A WOMAN is flapping her arms around on stage at Glasgow’s Websters Theatre, her face a rictus of exasperation. This is comedian Carina MacLeod, and she’s pretending to be struggling to get out of bed. The sold-out crowd is in stitches. But Gaelic-speaker MacLeod, Scotland’s only bilingual touring comic, isn’t making fun of the afflicted.

Well OK, she is – but it’s her who often finds getting up a challenge; her and half the audience here tonight.

Eighteen months ago Lewis-born MacLeod was diagnosed with fibromyalgia and osteoarthritis after enduring years of pain and multiple other symptoms, including chronic fatigue, allergies and problems with digestion.

A theatre and broadcast actor to boot, she began stand-up around five-and-a-half years ago. Her latest touring show is Fibro My Arth!, a raucous account of daily life managing the conditions. Both are largely invisible illnesses, giving little outward sign that the person is unwell. Though some of the folk here tonight need the help of crutches, it takes a show of hands to reveal who here has fibromyalgia. The audience is overwhelmingly female, too. Though both males and females can develop fibromyalgia, girls and women are seven times more likely to have the condition.

“In Scotland, it’s thought that there are around 330,000 people with it,” says MacLeod, a couple of days after her triumphal show. It took a lot out of her, she admits.

“My body is really sore but I’m OK,” she says. “I do put a lot into it. There’s no point in doing it half-heartedly.”

The show was staffed by volunteers from Fibro Friends United, a community interest group set up to raise awareness and support people with the condition. The team behind the small, hard-working organisation first saw MacLeod’s show when she performed at Glasgow’s Yesbar back in March as part of the city’s comedy festival. They decided to make her their ambassador.

“They said I was what they needed to raise awareness of a horrific illness in a way that people would understand,” says MacLeod, who has had requests from groups and individuals from Kent to Boston asking her to take the show to them.

There are currently thought to be around one million people in the UK with fibromyalgia but support, treatment and research lags behind that of other illnesses, says MacLeod.

Though the numbers are large, it’s an illness only brought into the public consciousness when a celebrity is known to have it.

“When Lady Gaga had to cancel her tour, or when Kirsty Young had to leave Desert Island Discs recently, the person they had on TV was a guy who had never suffered from it,” she says. “That really ripped my knitting. They were like, ‘It’s a chronic pain illness.’ It’s not just that, it affects your mental health, your bowels, your bladder, the way you walk, so many things.”

She adds: “Fibro Friends United are there to inspire, empower people, but they are a non-profit, social organisation without funding. If and when I go on tour, they are coming with me. We are helping each other, bringing the word to the masses through laughter.”
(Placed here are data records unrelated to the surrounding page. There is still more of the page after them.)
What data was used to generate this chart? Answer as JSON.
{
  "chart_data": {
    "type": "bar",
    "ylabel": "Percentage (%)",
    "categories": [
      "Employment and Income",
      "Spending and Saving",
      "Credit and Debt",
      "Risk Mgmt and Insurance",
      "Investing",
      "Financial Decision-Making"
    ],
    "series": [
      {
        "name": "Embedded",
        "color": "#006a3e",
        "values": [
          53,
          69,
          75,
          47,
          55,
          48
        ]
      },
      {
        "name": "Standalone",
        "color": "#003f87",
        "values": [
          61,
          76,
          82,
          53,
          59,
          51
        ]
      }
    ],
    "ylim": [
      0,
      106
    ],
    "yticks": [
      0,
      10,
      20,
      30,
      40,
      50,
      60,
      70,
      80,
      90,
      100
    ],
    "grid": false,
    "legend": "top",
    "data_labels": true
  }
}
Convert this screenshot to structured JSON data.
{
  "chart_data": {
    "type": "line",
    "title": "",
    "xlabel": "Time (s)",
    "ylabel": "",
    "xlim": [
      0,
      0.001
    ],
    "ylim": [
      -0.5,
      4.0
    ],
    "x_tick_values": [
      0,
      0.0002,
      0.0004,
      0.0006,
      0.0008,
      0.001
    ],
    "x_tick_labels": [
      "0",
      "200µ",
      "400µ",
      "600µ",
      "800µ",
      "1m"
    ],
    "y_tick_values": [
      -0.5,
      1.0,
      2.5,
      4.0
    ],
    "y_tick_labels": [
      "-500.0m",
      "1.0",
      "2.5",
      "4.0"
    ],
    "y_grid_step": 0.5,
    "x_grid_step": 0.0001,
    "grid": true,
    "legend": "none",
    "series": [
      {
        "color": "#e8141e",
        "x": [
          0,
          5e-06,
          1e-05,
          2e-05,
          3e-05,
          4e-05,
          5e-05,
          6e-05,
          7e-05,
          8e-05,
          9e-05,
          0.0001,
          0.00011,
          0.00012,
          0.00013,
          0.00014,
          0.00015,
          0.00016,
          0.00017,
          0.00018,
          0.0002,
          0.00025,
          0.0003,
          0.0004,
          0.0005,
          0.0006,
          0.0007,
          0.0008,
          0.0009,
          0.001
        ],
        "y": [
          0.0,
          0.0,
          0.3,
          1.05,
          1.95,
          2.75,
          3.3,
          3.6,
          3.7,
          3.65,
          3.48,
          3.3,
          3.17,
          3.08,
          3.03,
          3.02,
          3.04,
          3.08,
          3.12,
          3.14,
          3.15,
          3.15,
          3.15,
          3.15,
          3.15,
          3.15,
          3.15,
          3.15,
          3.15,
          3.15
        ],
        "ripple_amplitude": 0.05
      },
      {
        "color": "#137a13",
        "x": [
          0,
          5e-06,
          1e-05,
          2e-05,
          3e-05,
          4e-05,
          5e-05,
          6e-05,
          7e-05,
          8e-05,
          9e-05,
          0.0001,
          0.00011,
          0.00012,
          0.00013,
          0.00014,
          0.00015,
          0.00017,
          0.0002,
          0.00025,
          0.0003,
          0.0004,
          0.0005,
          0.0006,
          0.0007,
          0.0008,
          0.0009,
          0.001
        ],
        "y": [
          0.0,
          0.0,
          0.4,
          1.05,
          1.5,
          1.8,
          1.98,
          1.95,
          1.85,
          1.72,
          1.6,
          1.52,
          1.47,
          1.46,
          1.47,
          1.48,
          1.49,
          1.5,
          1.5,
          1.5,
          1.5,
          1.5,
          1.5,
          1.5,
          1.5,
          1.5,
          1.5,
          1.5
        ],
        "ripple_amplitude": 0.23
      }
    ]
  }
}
And Fibro My Arth! is a very funny show, whether you have fibromyalgia or not. MacLeod is a natural performer; warm, self-deprecating, occasionally wicked. On the odd occasion she loses her train of thought – another aspect of fibro is memory impairment – she recovers quickly, often with hilarious results.

The condition has meant that MacLeod can no longer go on the touring theatre shows that were long her bread and butter, however.

“It’s not to say I don’t want to do theatre again but in terms of the long touring, I’ve had to put my hand up and say: ‘I can’t do that any more’,” she says.

“Stand-up still gives me that sense of being on the stage, which is where I just thrive.

“Fibro obviously has its downsides, but if I can make people laugh about it, and raise awareness, I think it’s massive positive.”